BERLIN (AP) – As female voters consider their choices in Germany’s Sept. 18 parliamentary elections, some are wondering whether the chance to put a woman at the helm of their nation is more important to them than the party she represents.

In Germany’s political system, a voter’s decision is traditionally more influenced by the party and its platform than the individual candidate. But Angela Merkel is the first woman to run for chancellor – and even feminists are suggesting that some women will vote for her because of her gender, rather than her views.

“For the first time in the history of Germany a woman is campaigning for the office of chancellor. And that is not supposed to play a role for us women?” Germany’s leading feminist, Alice Schwarzer, said in an editorial.

Sabine Dudek, a trainer at Commerzbank, who normally supports Gerhard Schroeder’s Social Democrats or the Greens, said Merkel would definitely get her vote.

“I think that we have to show solidarity in this situation,” Dudek said.

But her colleague at a women’s conference in Berlin, Sonja Alberts, wasn’t so sure that gender and politics should mix.

“In Germany, we vote for the party, not for the candidate,” said Alberts, who added that she was still undecided.

Merkel, 51, became the conservative Christian Democrats’ first female chairman in 2000 and was picked earlier this year as their candidate for chancellor.

More than half of Germany’s 62 million eligible voters are women and they are largely credited with helping return Schroeder to office in 2002. But recent state elections have shown women are inclined to support female candidates, regardless of party.

A poll of 1,004 men and women by the Forsa institute for West German Radio showed that only 35 percent believe it is important to have a woman as chancellor, while 85 percent said their decision was not influenced by a candidate’s gender.

Merkel, who has for years shunned discussion of her role as a woman, recently has begun reaching out specifically to a female audience, seeking to soften her image as a twice-married professional woman with no children.

Merkel’s husband, Joachim Sauer, a 56-year-old chemistry researcher, keeps such a low profile he’s been nicknamed “the phantom of the opera.”

She has given a rash of interviews to women’s magazines in Germany, from Cosmopolitan and the mass-circulation Brigitte to a lengthy discussion with Schwarzer in her magazine, Emma.

Merkel says she believes the choice of a candidate should not be based on gender.
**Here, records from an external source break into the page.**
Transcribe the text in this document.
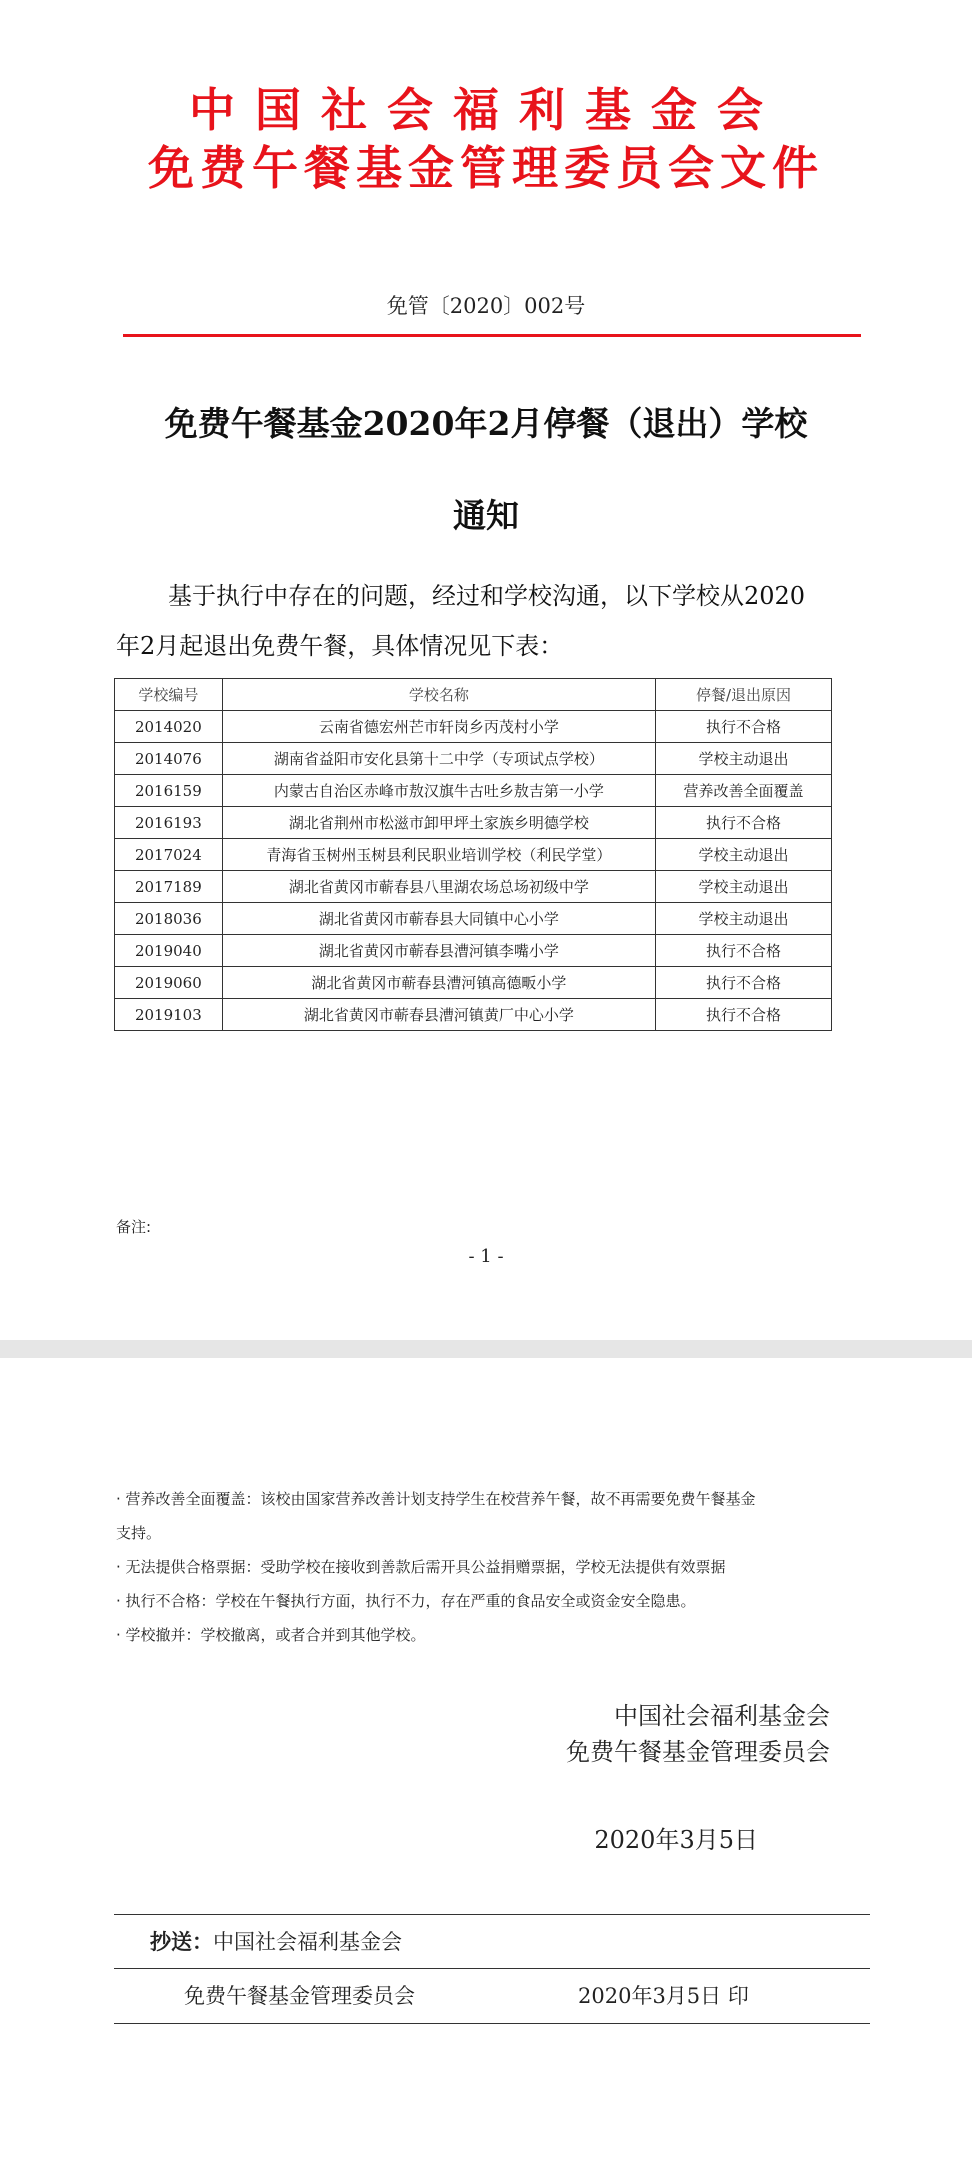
中国社会福利基金会
免费午餐基金管理委员会文件
免管〔2020〕002号
免费午餐基金2020年2月停餐（退出）学校
通知
基于执行中存在的问题，经过和学校沟通，以下学校从2020
年2月起退出免费午餐，具体情况见下表：
学校编号	学校名称	停餐/退出原因
2014020	云南省德宏州芒市轩岗乡丙茂村小学	执行不合格
2014076	湖南省益阳市安化县第十二中学（专项试点学校）	学校主动退出
2016159	内蒙古自治区赤峰市敖汉旗牛古吐乡敖吉第一小学	营养改善全面覆盖
2016193	湖北省荆州市松滋市卸甲坪土家族乡明德学校	执行不合格
2017024	青海省玉树州玉树县利民职业培训学校（利民学堂）	学校主动退出
2017189	湖北省黄冈市蕲春县八里湖农场总场初级中学	学校主动退出
2018036	湖北省黄冈市蕲春县大同镇中心小学	学校主动退出
2019040	湖北省黄冈市蕲春县漕河镇李嘴小学	执行不合格
2019060	湖北省黄冈市蕲春县漕河镇高德畈小学	执行不合格
2019103	湖北省黄冈市蕲春县漕河镇黄厂中心小学	执行不合格
备注:
- 1 -
· 营养改善全面覆盖：该校由国家营养改善计划支持学生在校营养午餐，故不再需要免费午餐基金
支持。
· 无法提供合格票据：受助学校在接收到善款后需开具公益捐赠票据，学校无法提供有效票据
· 执行不合格：学校在午餐执行方面，执行不力，存在严重的食品安全或资金安全隐患。
· 学校撤并：学校撤离，或者合并到其他学校。
中国社会福利基金会
免费午餐基金管理委员会
2020年3月5日
抄送：中国社会福利基金会
免费午餐基金管理委员会	2020年3月5日 印
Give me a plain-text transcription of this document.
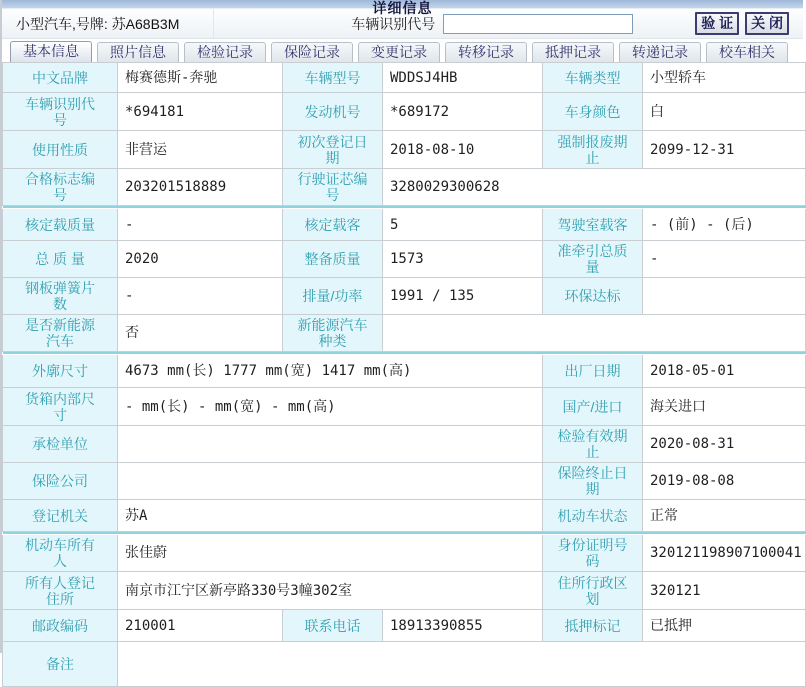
详细信息
小型汽车,号牌: 苏A68B3M	车辆识别代号	验 证	关 闭
基本信息	照片信息	检验记录	保险记录	变更记录	转移记录	抵押记录	转递记录	校车相关
中文品牌	梅赛德斯-奔驰	车辆型号	WDDSJ4HB	车辆类型	小型轿车
车辆识别代号	*694181	发动机号	*689172	车身颜色	白
使用性质	非营运	初次登记日期	2018-08-10	强制报废期止	2099-12-31
合格标志编号	203201518889	行驶证芯编号	3280029300628		

核定载质量	-	核定载客	5	驾驶室载客	- (前) - (后)
总 质 量	2020	整备质量	1573	准牵引总质量	-
钢板弹簧片数	-	排量/功率	1991 / 135	环保达标	
是否新能源汽车	否	新能源汽车种类			

外廓尺寸	4673 mm(长) 1777 mm(宽) 1417 mm(高)			出厂日期	2018-05-01
货箱内部尺寸	- mm(长) - mm(宽) - mm(高)			国产/进口	海关进口
承检单位				检验有效期止	2020-08-31
保险公司				保险终止日期	2019-08-08
登记机关	苏A			机动车状态	正常

机动车所有人	张佳蔚			身份证明号码	320121198907100041
所有人登记住所	南京市江宁区新亭路330号3幢302室			住所行政区划	320121
邮政编码	210001	联系电话	18913390855	抵押标记	已抵押
备注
But in her nationally televised debate with Schroeder last week, she also underlined she would make women’s issues – combining families and career, and promoting women into top echelons of business and politics – part of her job.

“And I think that a woman as chancellor can also serve as a good example,” Merkel said.

In addition to changing her tone, Merkel has changed her appearance. The no-nonsense former scientist, sometimes derided for her less-than-glamorous image, dropped her plain, low-maintenance pageboy hairstyle for a more styled look and started wearing makeup.

Asked about the changes to her appearance, Merkel said: “Never before in my political life have I been taken so seriously as woman as in the past few months. … In return, I have publicly recognized my feminine identity to an unusual measure.”

She has had to fend off an attack from the chancellor’s wife, Doris Schroeder-Koepf, 42, who said her career path had left her out of touch with the daily experience of most German women.

“Merkel’s biography does not embody the experience of most women,” Schroeder-Koepf, a former journalist, told Die Zeit. “They are concerned with how they can have a family and a job, whether they should stay home for a few years after the birth, or how they can best raise their children.”

Merkel has refused to be drawn into the issue, stating only that her lack of children was not a conscious decision.

To counter these complaints, she points to Ursula von der Leyen, a 46-year-old doctor and mother of seven tapped to serve as her minister for women, families and health in a possible future government.

And yet, reflecting the fact that many German women see their choices as either having a career and no kids, or being stay-at-home moms, von der Leyen, too, has come under criticism by some for setting the bar too high and being a “superwoman” who manages a house full of children and a life in politics.

Speaking in Berlin at a women’s conference called “Courage to take Power,” Merkel noted: “It is interesting that a woman who has seven children has too many and another who does not have any does not have enough.”

Merkel’s party still holds an 8 percentage point lead over the Social Democrats, and whether she becomes Germany’s first female chancellor may lie more in the conservatives’ focus of creating jobs for the nation’s nearly 5 million unemployed than her gender.

Either way, some women have pinned high hopes on the change that her trailblazing chanchellorship could bring about.

“I think it’s exciting,” said Mirjana Boric, a career coach from Hamburg, who also said Merkel would get her vote. “A woman as chancellor would show the world what German women are capable of.”